In theory we could feed a planet of 10 billion people. If the right resources were pushed in the right direction, if the right initiatives were implemented in the right places, and the right attitudes were adopted by everyone, we could meet these challenges with some kind of optimism for the future. Many nations see this as an imperative, to create better, cleaner and more sustainable ways of living. For us in the developed nations, however, we are yet to be convinced that this is the way forward. The advantage of sustainable energy and farming practices are many, and not the least of which include: 1. We create a cleaner environment for the planet. 2. We consume less and burn less fuel, curtailing greenhouse gas emissions. 3. We develop farming methods that are self sustaining and actually beneficial to the environment, using less land and removing the need for chemical fertilisers and pesticides. And 4. We help to sustain the remaining biodiversity of the planet, rather than clearing more land for cattle.
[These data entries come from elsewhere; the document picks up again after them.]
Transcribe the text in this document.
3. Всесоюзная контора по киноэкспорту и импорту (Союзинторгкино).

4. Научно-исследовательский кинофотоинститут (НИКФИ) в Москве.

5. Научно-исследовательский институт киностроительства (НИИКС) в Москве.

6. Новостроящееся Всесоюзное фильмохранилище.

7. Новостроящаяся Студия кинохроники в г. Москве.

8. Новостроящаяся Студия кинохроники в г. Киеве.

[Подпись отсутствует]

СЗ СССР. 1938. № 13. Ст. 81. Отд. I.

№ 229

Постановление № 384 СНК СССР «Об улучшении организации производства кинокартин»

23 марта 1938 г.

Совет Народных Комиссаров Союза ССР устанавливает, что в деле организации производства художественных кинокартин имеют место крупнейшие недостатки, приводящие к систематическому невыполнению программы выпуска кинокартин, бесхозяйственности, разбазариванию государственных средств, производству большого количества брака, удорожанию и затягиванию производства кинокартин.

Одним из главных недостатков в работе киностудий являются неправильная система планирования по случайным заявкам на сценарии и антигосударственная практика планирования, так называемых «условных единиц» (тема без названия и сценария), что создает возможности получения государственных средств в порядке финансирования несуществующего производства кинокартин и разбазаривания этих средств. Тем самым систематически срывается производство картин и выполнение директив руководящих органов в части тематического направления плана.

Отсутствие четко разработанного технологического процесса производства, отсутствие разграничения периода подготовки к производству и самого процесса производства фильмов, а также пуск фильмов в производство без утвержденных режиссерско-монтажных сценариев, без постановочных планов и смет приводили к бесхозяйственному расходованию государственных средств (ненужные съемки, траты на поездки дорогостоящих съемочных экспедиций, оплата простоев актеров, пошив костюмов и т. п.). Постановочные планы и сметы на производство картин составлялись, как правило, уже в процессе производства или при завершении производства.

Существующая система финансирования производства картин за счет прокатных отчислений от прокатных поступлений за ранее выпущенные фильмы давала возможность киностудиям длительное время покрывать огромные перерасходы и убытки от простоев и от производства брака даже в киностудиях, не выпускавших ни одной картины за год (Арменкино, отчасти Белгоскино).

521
This is regardless of whether anthropogenic climate change is a reality (which I am convinced it is). We in Australia, North America and Europe must lead this charge to sustainability, and with it, we can help create a world where population growth can be controlled, and have the added benefit of being able to feed, clothe, shelter and educate every human on the planet.
What this means is that we owe it to ourselves, and we owe it to the rest of the world, to attack this challenge as a collective of nations, a borderless society, as a species of like-minded individuals, with the foresight to move ahead and forget the things that divide us. We can’t do this if we continue to see the bottom-line dollar value of our actions.